Corriere della Sera, 15 dicembre 2021
Golden Globe, tra pippe e polemiche
Il viale del tramonto della Hollywood Foreign Press Association non è partito dai recenti scandali, il #metoo, la cancellazione della grande notte della premiazione dal salotto buono di Hollywood e dalla diretta tv.È cominciato sette anni fa, quando l’attore Gary Oldman, poco incline alla diplomazia, definì così l’associazione che assegna i Golden Globe: «Novanta nullità che si riuniscono per farsi le pippe». Due anni dopo, nel 2016, un altro attore, Ricky Gervais, meno rude ma più cattivello, dal palco della cerimonia (della quale era il presentatore, presumibilmente non a titolo gratuito, il che rende tutto ancora più divertente) somministrò un’altra abbondante dose di ridicolo: «Questo è un premio inutile, un pezzetto di metallo che alcuni simpatici giornalisti anziani in stato confusionale ti consegnano personalmente per avere la possibilità di incontrarti e farsi un selfie con te».

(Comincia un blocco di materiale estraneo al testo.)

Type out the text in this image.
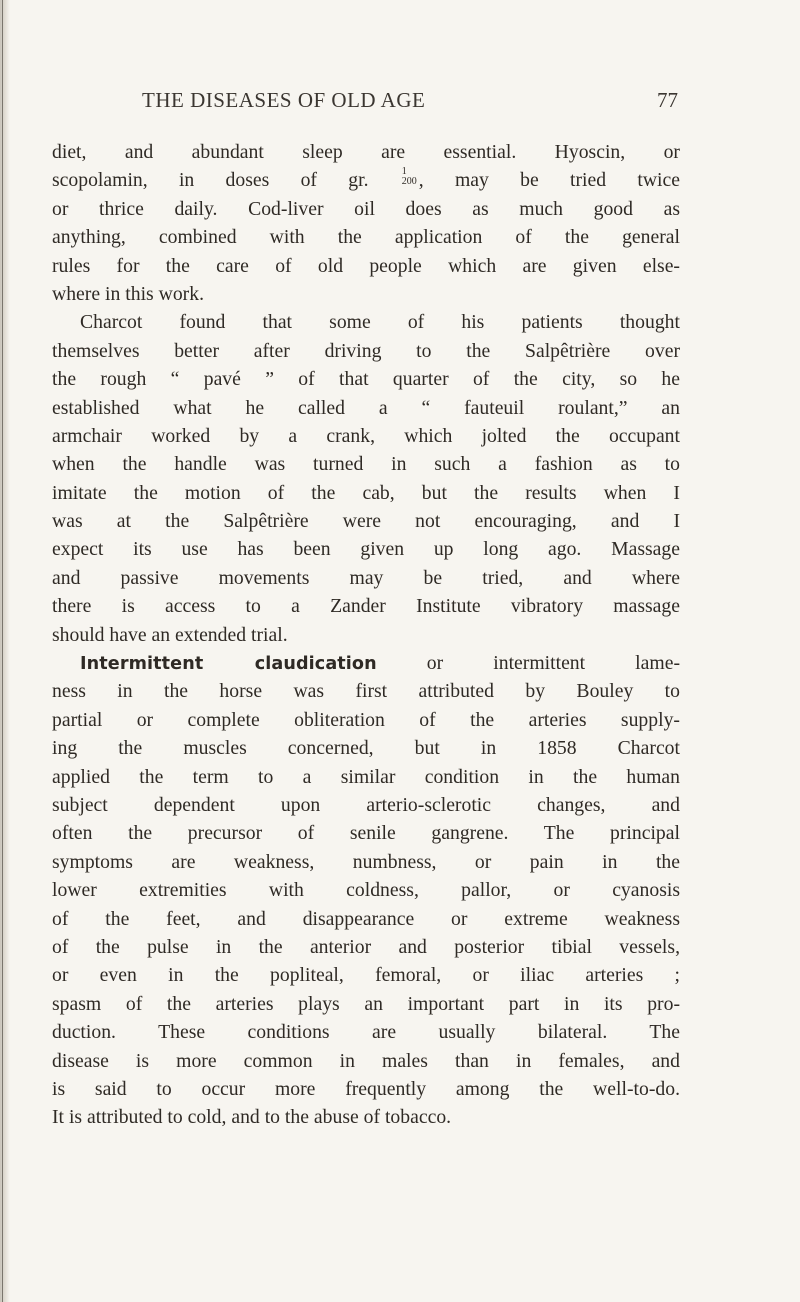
THE DISEASES OF OLD AGE	77
diet, and abundant sleep are essential. Hyoscin, or
scopolamin, in doses of gr. 1
200 , may be tried twice
or thrice daily. Cod-liver oil does as much good as
anything, combined with the application of the general
rules for the care of old people which are given else-
where in this work.
Charcot found that some of his patients thought
themselves better after driving to the Salpêtrière over
the rough “ pavé ” of that quarter of the city, so he
established what he called a “ fauteuil roulant,” an
armchair worked by a crank, which jolted the occupant
when the handle was turned in such a fashion as to
imitate the motion of the cab, but the results when I
was at the Salpêtrière were not encouraging, and I
expect its use has been given up long ago. Massage
and passive movements may be tried, and where
there is access to a Zander Institute vibratory massage
should have an extended trial.
Intermittent claudication or intermittent lame-
ness in the horse was first attributed by Bouley to
partial or complete obliteration of the arteries supply-
ing the muscles concerned, but in 1858 Charcot
applied the term to a similar condition in the human
subject dependent upon arterio-sclerotic changes, and
often the precursor of senile gangrene. The principal
symptoms are weakness, numbness, or pain in the
lower extremities with coldness, pallor, or cyanosis
of the feet, and disappearance or extreme weakness
of the pulse in the anterior and posterior tibial vessels,
or even in the popliteal, femoral, or iliac arteries ;
spasm of the arteries plays an important part in its pro-
duction. These conditions are usually bilateral. The
disease is more common in males than in females, and
is said to occur more frequently among the well-to-do.
It is attributed to cold, and to the abuse of tobacco.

Tutti risero (forse in sala non proprio tutti, a casa sicuramente), ma i guai veri non erano ancora cominciati. E allora alla soddisfazione italiana per la nomination ai Golden Globe del nuovo film di Paolo Sorrentino, È stata la mano di Dio, si affianca una certa preoccupazione per il destino del premio. Perché se gli Oscar, con tutti i loro difetti, vengono almeno assegnati dai membri della Academy (oggi quasi diecimila, raddoppiati rispetto a un decennio fa) che lavorano nel cinema come registi, attori, sceneggiatori e così via, la Hfpa che decide i vincitori dei Globe è sempre stata un’associazione ristretta e opaca. Qualche decina di giornalisti; tra i quali ci sono sì corrispondenti da Los Angeles che fanno i corrispondenti da Los Angeles, ma anche rappresentanti dalle credenziali giornalistiche discutibili. Con bonus di scandali.

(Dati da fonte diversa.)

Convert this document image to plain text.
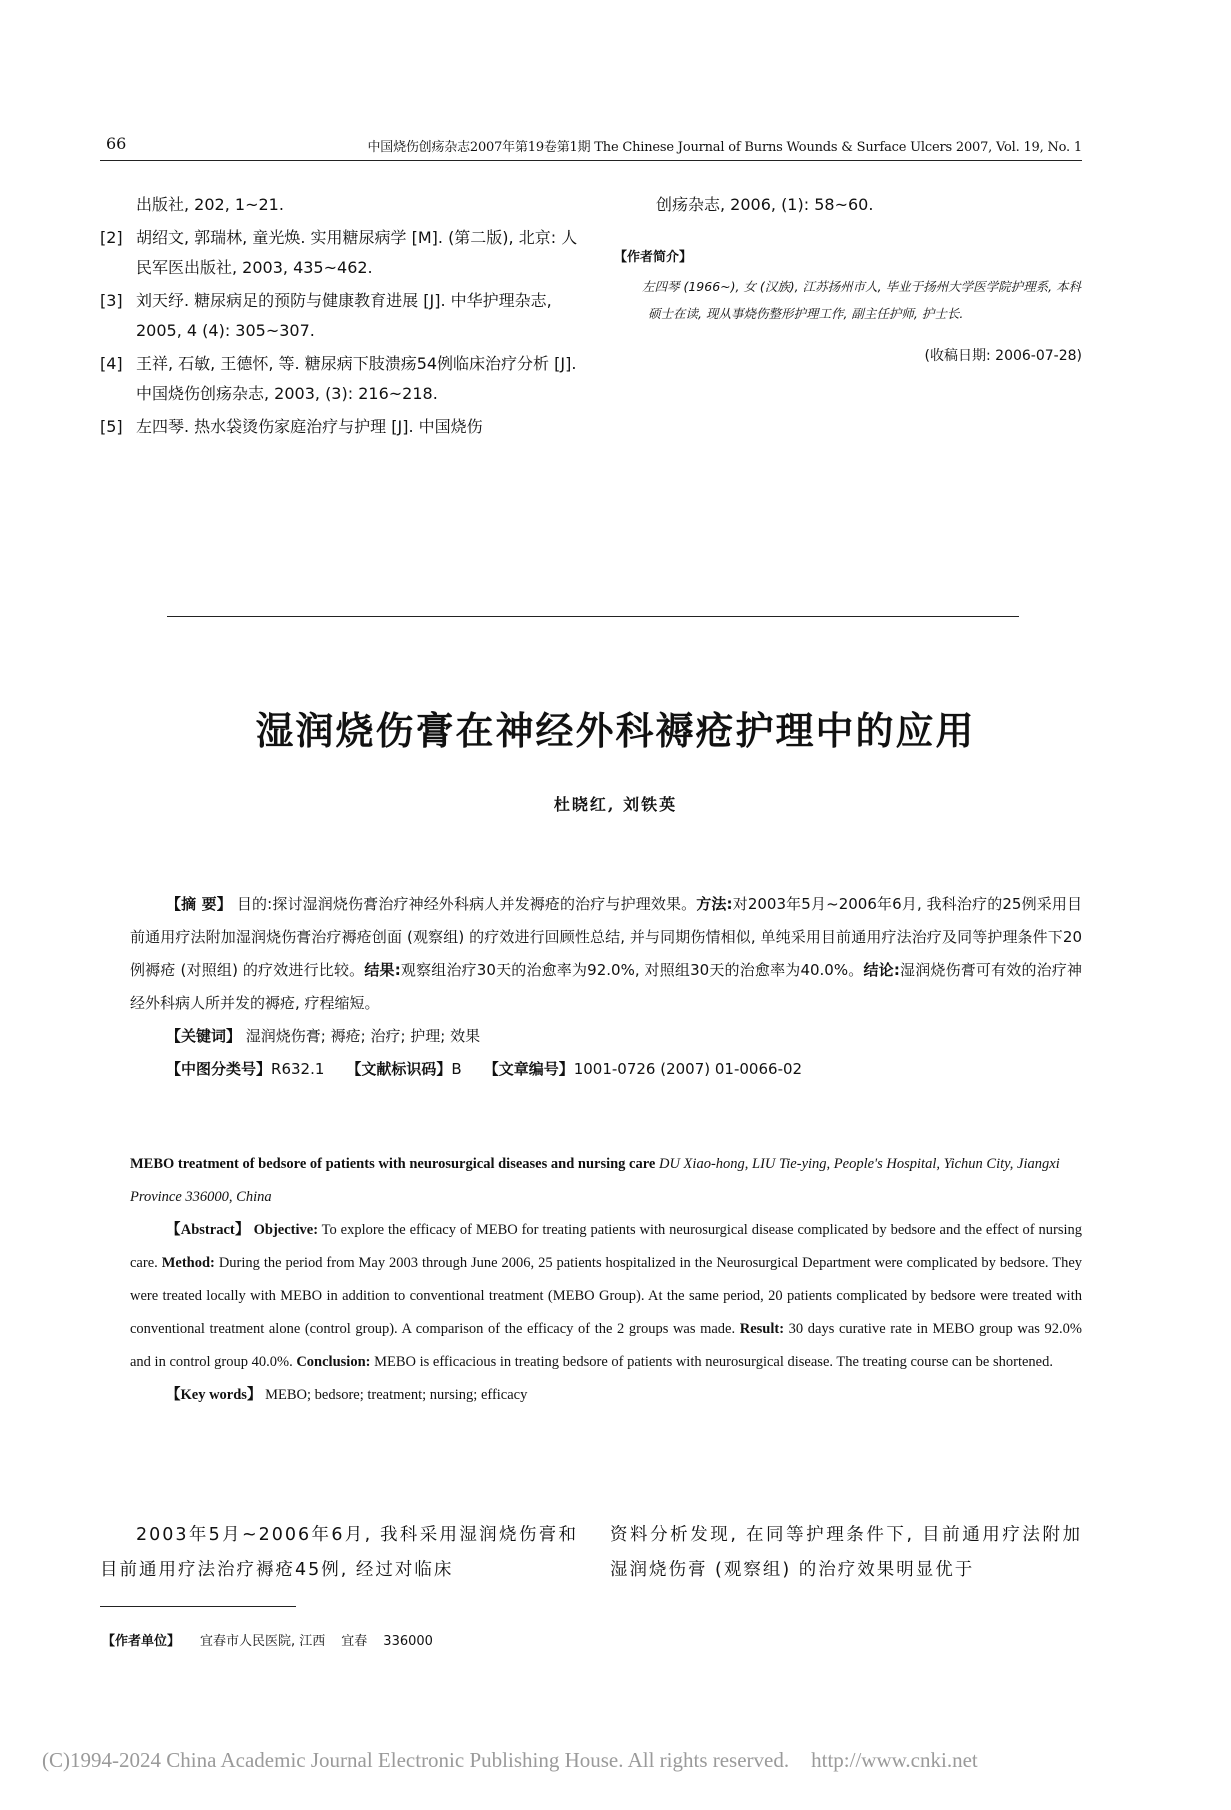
66	中国烧伤创疡杂志2007年第19卷第1期 The Chinese Journal of Burns Wounds & Surface Ulcers 2007, Vol. 19, No. 1
出版社, 202, 1~21.
[2] 胡绍文, 郭瑞林, 童光焕. 实用糖尿病学 [M]. (第二版), 北京: 人民军医出版社, 2003, 435~462.
[3] 刘天纾. 糖尿病足的预防与健康教育进展 [J]. 中华护理杂志, 2005, 4 (4): 305~307.
[4] 王祥, 石敏, 王德怀, 等. 糖尿病下肢溃疡54例临床治疗分析 [J]. 中国烧伤创疡杂志, 2003, (3): 216~218.
[5] 左四琴. 热水袋烫伤家庭治疗与护理 [J]. 中国烧伤
创疡杂志, 2006, (1): 58~60.
【作者简介】
左四琴 (1966~), 女 (汉族), 江苏扬州市人, 毕业于扬州大学医学院护理系, 本科硕士在读, 现从事烧伤整形护理工作, 副主任护师, 护士长.
(收稿日期: 2006-07-28)
湿润烧伤膏在神经外科褥疮护理中的应用
杜晓红, 刘铁英

【摘 要】 目的:探讨湿润烧伤膏治疗神经外科病人并发褥疮的治疗与护理效果。方法:对2003年5月~2006年6月, 我科治疗的25例采用目前通用疗法附加湿润烧伤膏治疗褥疮创面 (观察组) 的疗效进行回顾性总结, 并与同期伤情相似, 单纯采用目前通用疗法治疗及同等护理条件下20例褥疮 (对照组) 的疗效进行比较。结果:观察组治疗30天的治愈率为92.0%, 对照组30天的治愈率为40.0%。结论:湿润烧伤膏可有效的治疗神经外科病人所并发的褥疮, 疗程缩短。

【关键词】 湿润烧伤膏; 褥疮; 治疗; 护理; 效果
【中图分类号】R632.1 【文献标识码】B 【文章编号】1001-0726 (2007) 01-0066-02
MEBO treatment of bedsore of patients with neurosurgical diseases and nursing care DU Xiao-hong, LIU Tie-ying, People's Hospital, Yichun City, Jiangxi Province 336000, China

【Abstract】 Objective: To explore the efficacy of MEBO for treating patients with neurosurgical disease complicated by bedsore and the effect of nursing care. Method: During the period from May 2003 through June 2006, 25 patients hospitalized in the Neurosurgical Department were complicated by bedsore. They were treated locally with MEBO in addition to conventional treatment (MEBO Group). At the same period, 20 patients complicated by bedsore were treated with conventional treatment alone (control group). A comparison of the efficacy of the 2 groups was made. Result: 30 days curative rate in MEBO group was 92.0% and in control group 40.0%. Conclusion: MEBO is efficacious in treating bedsore of patients with neurosurgical disease. The treating course can be shortened.

【Key words】 MEBO; bedsore; treatment; nursing; efficacy
2003年5月~2006年6月, 我科采用湿润烧伤膏和目前通用疗法治疗褥疮45例, 经过对临床
资料分析发现, 在同等护理条件下, 目前通用疗法附加湿润烧伤膏 (观察组) 的治疗效果明显优于
【作者单位】 宜春市人民医院, 江西 宜春 336000
(C)1994-2024 China Academic Journal Electronic Publishing House. All rights reserved. http://www.cnki.net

L’attore Brendan Fraser che ha accusato l’allora presidente della Hfpa Philip Berk di molestie per avergli palpeggiato i glutei nel 2003 (Berk disse che scherzava), lo status di nonprofit (peraltro già dalle maglie piuttosto lasche negli Stati Uniti) messo a rischio dall’articolo del Los Angeles Times che spiegava come nel 2020 i soci si siano divisi 2 milioni di dollari in compensi vari (i soldi di sponsor e tv dovrebbero andare alle borse di studio e ai restauri di film storici promossi dalla Hfpa), il bagarinaggio di biglietti per la cerimonia da parte di un socio.
L’ultima mazzata, la più terribile, a febbraio di quest’anno: si è scoperto che i membri all’inizio dell’anno erano 87 (cosa già di per sé complicata da gestire), e nessuno di essi era nero. Reazione mediatica a catena, culminata nella cancellazione della diretta tv: lo show del mese prossimo con la solita premiazione non avrà tappeto rosso né trasmissione live per mancanza di «diversity» all’interno della Hfpa.
La corazzata Oscar era stata colpita nel 2015 dallo scandalo #oscarsowhite per la cronica assenza di neri dal corpo elettorale e per la mancanza – secondo anno consecutivo – di nomination di neri nelle quattro categorie attoriali. Così la Academy per placare gli animi (fomentati via social, ça va sans dire) si era vista costretta a allargare in modo massiccio la base dei soci (si accede su invito: famoso il caso di Woody Allen che non solo non andò mai alla cerimonia e fece anni fa una generosa donazione a patto che non lo convocassero mai più).
La Hfpa senza neri è stata costretta a una frettolosa riforma. Due mesi fa ha annunciato l’ingresso di ventuno nuovi membri, sei dei quali neri, nomi più credibili di quelli che avevano tramutato la Hfpa nel bersaglio dei rudi lazzi di Oldman.
Rimedio sufficiente per dimenticare il socio ultranovantenne sordo e non vedente (situazione che ai più appare poco compatibile con il ruolo di critico cinematografico), la ricca signora polacca dalle pubblicazioni continuative difficoltose da rintracciare, Alexander Nevsky culturista russo diventato attore e regista che ha prodotto e recitato in numerosi film d’azione a basso budget tra cui Maximum Impact e Showdown in Manila, dell’attrice Lisa Lu (che ha interpretato la nonna nel film di successo del 2018 Crazy Rich Asians), dell’ex reginetta di bellezza Margaret Gardiner che nel 1978 è diventata la prima sudafricana a vincere il titolo di Miss Universo, dell’indiano Noel de Souza, che oltre al suo lavoro giornalistico ha interpretato il Mahatma Gandhi in un episodio di Star Trek: Voyager?